Tensions emerged. There were times when other parts of the organization had issues with how we were doing stuff. Maybe I was breaking a long-established business process. Maybe I did not have a document because I had a user story, not a requirements document, so their process could not possibly work. Or we were challenging how things were done. IT run was in a separate part of the organization, and here was I saying, "I am going to run my own services. My developers are all on call. They are going to fix what they have built, and there is no handover." That led to interesting and challenging conversations.

What have we learned? Lesson one: tell stories. Align your teams around a real common vision that everyone can get behind, tell that story, and continue to tell it. Mortgages is Nationwide's core business. You cannot argue with a story that says, "We want to improve our mortgaging experience, and it will give us this member benefit." That galvanizes everyone and allows them to run in the same direction. Continue to tell stories, including ones around failure. That was a real culture change for Nationwide; we like to greenwash lots of stuff. My team set out to do something in a day and did not achieve it. They could have done with about two more hours, and they would have got there. It was not massive, but we told that story and why. The next time they did it, they did it in a day. We were able to tell that story and prove the way we were working.

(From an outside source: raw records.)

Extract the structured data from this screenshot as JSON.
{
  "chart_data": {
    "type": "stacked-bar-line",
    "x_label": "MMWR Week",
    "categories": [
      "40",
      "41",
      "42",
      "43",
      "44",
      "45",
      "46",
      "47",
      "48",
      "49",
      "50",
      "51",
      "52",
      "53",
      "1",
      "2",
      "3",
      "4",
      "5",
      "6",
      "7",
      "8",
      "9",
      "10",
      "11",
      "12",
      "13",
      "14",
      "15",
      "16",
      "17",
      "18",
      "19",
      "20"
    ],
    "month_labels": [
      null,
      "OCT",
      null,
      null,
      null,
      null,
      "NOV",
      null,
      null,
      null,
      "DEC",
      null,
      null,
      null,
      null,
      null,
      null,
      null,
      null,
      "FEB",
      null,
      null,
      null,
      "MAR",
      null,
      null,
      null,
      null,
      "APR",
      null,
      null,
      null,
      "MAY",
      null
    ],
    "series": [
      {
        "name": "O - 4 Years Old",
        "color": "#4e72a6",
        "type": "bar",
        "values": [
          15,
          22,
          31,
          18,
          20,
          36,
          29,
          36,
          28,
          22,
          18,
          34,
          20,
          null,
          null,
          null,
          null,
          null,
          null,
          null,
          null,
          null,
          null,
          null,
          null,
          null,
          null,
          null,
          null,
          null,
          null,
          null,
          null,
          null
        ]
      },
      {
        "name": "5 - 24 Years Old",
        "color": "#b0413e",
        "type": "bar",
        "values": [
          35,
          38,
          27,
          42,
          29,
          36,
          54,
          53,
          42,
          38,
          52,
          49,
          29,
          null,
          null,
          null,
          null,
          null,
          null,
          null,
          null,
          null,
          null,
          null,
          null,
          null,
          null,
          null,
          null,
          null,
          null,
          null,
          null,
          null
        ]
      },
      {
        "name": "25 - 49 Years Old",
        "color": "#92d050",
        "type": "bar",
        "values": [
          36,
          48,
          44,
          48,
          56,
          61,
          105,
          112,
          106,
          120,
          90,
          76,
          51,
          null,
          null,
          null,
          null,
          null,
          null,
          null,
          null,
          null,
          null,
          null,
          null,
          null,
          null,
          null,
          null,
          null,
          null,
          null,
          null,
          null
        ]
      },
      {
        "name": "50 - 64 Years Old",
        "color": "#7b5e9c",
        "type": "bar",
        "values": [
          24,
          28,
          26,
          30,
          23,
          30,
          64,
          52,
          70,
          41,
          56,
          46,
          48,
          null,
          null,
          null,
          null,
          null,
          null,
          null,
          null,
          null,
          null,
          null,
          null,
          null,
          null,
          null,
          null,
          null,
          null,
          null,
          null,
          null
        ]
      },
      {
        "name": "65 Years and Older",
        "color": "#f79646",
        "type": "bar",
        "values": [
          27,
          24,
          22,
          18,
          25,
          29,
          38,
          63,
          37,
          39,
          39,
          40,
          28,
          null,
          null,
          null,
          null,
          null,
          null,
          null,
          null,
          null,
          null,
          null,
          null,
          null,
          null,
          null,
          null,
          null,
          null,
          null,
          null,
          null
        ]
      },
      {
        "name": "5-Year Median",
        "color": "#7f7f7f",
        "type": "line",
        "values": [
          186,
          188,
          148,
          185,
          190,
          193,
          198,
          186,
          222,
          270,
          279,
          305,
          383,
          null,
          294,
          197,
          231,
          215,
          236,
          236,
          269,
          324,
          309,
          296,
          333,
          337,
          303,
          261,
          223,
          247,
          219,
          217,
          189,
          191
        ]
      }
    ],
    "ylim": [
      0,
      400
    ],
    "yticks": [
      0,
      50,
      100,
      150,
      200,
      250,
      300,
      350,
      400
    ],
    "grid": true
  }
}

Lesson two: lean into the myths. I cannot count the number of times myths around Agile have been thrown at us, and I still hear them today. My favorite one is that Agile means no planning, no governance, and it is all Post-it notes. If you turn the air conditioners on, the Post-its will fall off the wall, and how can you possibly know what you are doing? I heard it just last week. Rich says he heard it at Exco level. We are still facing into that one.

Lesson three: do just enough. We got good at talking about doing just enough for the customer product, the MVP, and iterating and building on it, but do it with your technology too. We started using Jira. Nationwide had not used Jira before. Everyone then wanted Jira. Do it just for you and then roll it out. Otherwise, you get stuck in the enterprise process of trying to sign something off and implement it for the whole enterprise before you have proved it works for you.

Lesson four: back everything up with data. Data is your most powerful ally. It is the fact-based proof of your vision. You can chat about new ways of working being better and faster, but your data dashboards show it and show the tangible and member benefits. One of our dashboards demonstrated the actual journey we built. It was well received by the business because they suddenly had more visibility and could see side by side how fast we were running, how it was performing for customers, and how it was performing for regulatory outcomes. We could iterate off the back of it and take improvements from it. One week, the dashboard showed our calls had suddenly spiked. Very quickly we translated that back to the release we put in the day before. We iterated, changed it, and dropped call volumes down again. That speed of turnaround was backed by data.

To finish, our key takeaways: connect your transformation to purpose. Give everyone a vision they can align behind, feel they own, drive, and want to move forward. Set up the enablers around them. Allow them to organize as products, not projects. Create the conditions they need and allow them to learn by doing. Give them freedom and space to do it their way. Finally, do not forget the culture. Culture is the biggest point: creating the team environment, encouraging storytelling, busting myths, and giving them accountability and true empowerment to become that team and direct it their way without feeling micromanaged.